AP Stats Unit 3
Vocab
Bivariate Data - Data with 2 variables
Explanatory Variables - The independent variable or x-axis (predicts, explains, or influences a trend).
Response Variable - The dependent variable or y-axis, the measured outcome that is a response to the trend.
Positive Correlation - As the x value increases, the y value also increase.
Negative Correlation - As the x value increases, the y value decreases.
Line of best fit - A straight line on a scatterplot that best represents the trend of data points.
Weak Correlation - Data is far from the line of best fit.
Strong Correlation - Data is close to the line of best fit.
Correlation Coefficient - How close the data is to the line of best fit (Strength).
Residual is the Distance from data point to line of best fit.
Least Squares Regression Line (LSRL) - A linear model that minimizes the sum of the square residuals between the data and the model.
Standard Deviation of the Residuals (s) - Typical error between data points and their LSRL.
Influential Points - Points that, if removed, change the slope, y-intercept, or correlation substantially.
Notes
Scatterplot:
Two quantitative variables are visualized in a scatterplot
CDOFS:
Context - “The relationship between A and B appears to be…”
Direction - Positive or Negative.
Outliers - Unusual data points.
Form - linear or non-linear
Strength - Weak, moderate or strong correlation
Correlation Coefficient:
r close to 0 → weak correlation
r close to -1 or 1 → strong correlation
Negative r value → negative correlation
Positive r value → positive correlation
Residual
Observed y - predicted y
Linear Model a Good Fit?:
Residuals randomly scattered around without pattern → Good fit.

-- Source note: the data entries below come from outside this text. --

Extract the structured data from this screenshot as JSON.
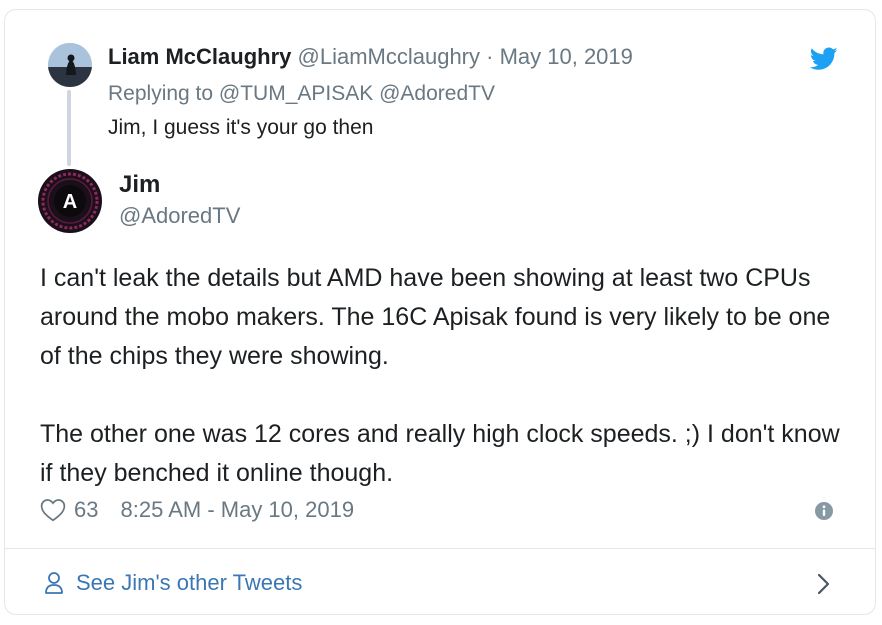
{
  "parent": {
    "name": "Liam McClaughry",
    "handle": "@LiamMcclaughry",
    "separator": "·",
    "date": "May 10, 2019",
    "replying_to": "Replying to @TUM_APISAK @AdoredTV",
    "text": "Jim, I guess it's your go then"
  },
  "tweet": {
    "avatar_letter": "A",
    "name": "Jim",
    "handle": "@AdoredTV",
    "paragraphs": [
      "I can't leak the details but AMD have been showing at least two CPUs around the mobo makers. The 16C Apisak found is very likely to be one of the chips they were showing.",
      "The other one was 12 cores and really high clock speeds. ;)  I don't know if they benched it online though."
    ],
    "likes": "63",
    "timestamp": "8:25 AM - May 10, 2019"
  },
  "footer": {
    "link_label": "See Jim's other Tweets"
  },
  "colors": {
    "brand": "#1da1f2",
    "link": "#3b77b4",
    "muted": "#697882",
    "border": "#e1e8ed"
  },
  "icons": [
    "twitter-bird-icon",
    "heart-icon",
    "info-icon",
    "person-icon",
    "chevron-right-icon"
  ]
}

Residuals show a curved pattern → Not a good fit.
More variation in residuals as x values increases → Not a good fit
Standard Deviation of the Residuals (s):
Shorter s = Stronger correlation
Larger s = Weaker correlation
The Coefficient of Determination (r²):
Gets rid of the negative
Emphasizes the differences of strength
r² = 1.00 = 100% → The linear model completely explains the data’s pattern.
r² = 0.72 = 72% → The linear model explains some of the data’s pattern, but not all of it. There is some error.

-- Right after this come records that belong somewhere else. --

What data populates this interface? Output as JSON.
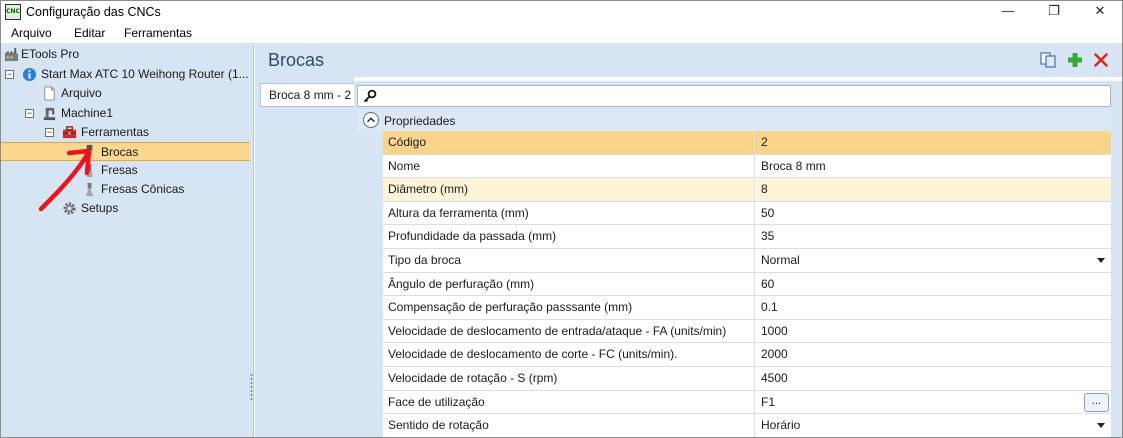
{
  "window": {
    "app_icon_text": "CNC",
    "title": "Configuração das CNCs",
    "minimize": "—",
    "maximize": "❐",
    "close": "✕"
  },
  "menu": [
    "Arquivo",
    "Editar",
    "Ferramentas"
  ],
  "tree": {
    "root": "ETools Pro",
    "machine_entry": "Start Max ATC 10 Weihong Router (1...",
    "arquivo": "Arquivo",
    "machine": "Machine1",
    "ferramentas": "Ferramentas",
    "brocas": "Brocas",
    "fresas": "Fresas",
    "fresas_conicas": "Fresas Cônicas",
    "setups": "Setups"
  },
  "header": {
    "title": "Brocas",
    "copy_icon": "copy-icon",
    "add_icon": "add-icon",
    "delete_icon": "delete-icon"
  },
  "tab": {
    "label": "Broca 8 mm - 2"
  },
  "search": {
    "value": "",
    "placeholder": ""
  },
  "category": {
    "label": "Propriedades"
  },
  "properties": [
    {
      "name": "Código",
      "value": "2"
    },
    {
      "name": "Nome",
      "value": "Broca 8 mm"
    },
    {
      "name": "Diâmetro (mm)",
      "value": "8"
    },
    {
      "name": "Altura da ferramenta (mm)",
      "value": "50"
    },
    {
      "name": "Profundidade da passada (mm)",
      "value": "35"
    },
    {
      "name": "Tipo da broca",
      "value": "Normal"
    },
    {
      "name": "Ângulo de perfuração (mm)",
      "value": "60"
    },
    {
      "name": "Compensação de perfuração passsante (mm)",
      "value": "0.1"
    },
    {
      "name": "Velocidade de deslocamento de entrada/ataque - FA (units/min)",
      "value": "1000"
    },
    {
      "name": "Velocidade de deslocamento de corte - FC (units/min).",
      "value": "2000"
    },
    {
      "name": "Velocidade de rotação - S (rpm)",
      "value": "4500"
    },
    {
      "name": "Face de utilização",
      "value": "F1"
    },
    {
      "name": "Sentido de rotação",
      "value": "Horário"
    }
  ],
  "ellipsis_label": "...",
  "colors": {
    "panel_bg": "#d6e4f3",
    "selection": "#fbd48c",
    "title_blue": "#2b4c72",
    "annotation_red": "#e8141e"
  }
}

How Outliers affect r, r², and s:
r becomes smaller.
r² becomes smaller.
s becomes bigger.
Leverage and Influential Points:
Every LSRL will always go through the point (x mean, y mean)
Low leverage points are close to the x mean
High leverage points are far from the x mean
Low leverage points don’t have as much impact (leverage) on the slope compared to High leverage points which have a lot of impact (leverage) on the slope.
Influential Points:
Outliers (change the correlation or r).
High Leverage (change the slope and y-intercept).
Both, an influential point can be both an outlier and a high leverage point.
Reading Computer Regression Tables:
The constant is the y-intercept.
The other thing will be the slope
Example: Constant -14.7, Income 0.001 = y(predicted) =-14.7 + 0.001x
The s and r² are also included, make sure to use the R-Sq for r² not R-Sq(adj).
Algebra Flashback:
log_10 a = b → 10^b = a
ln_e a = b → e^b = a
Interpret Stems:
Interpret Slope Value:
For every 1 unit increase in explanatory variable, our model predicts an average increase/decrease of slope in response variable.
Interpret Y-Intercept:
When the explanatory variable is zero units, our model predicts that the response variable would be y-intercept.
Interpret S (Typical Residual Length):
When using the LSRL with explanatory variable to predict response variable, we will typically be off by about value of S with units of the response variable.
Interpreting r² (Coefficient of Determination):
r²% of the variation in response variable can be explained by the linear relationship with explanatory variable.
Interpret the Model’s Residual (Prediction Error):
The actual response variable is greater/less than predicted by residual units.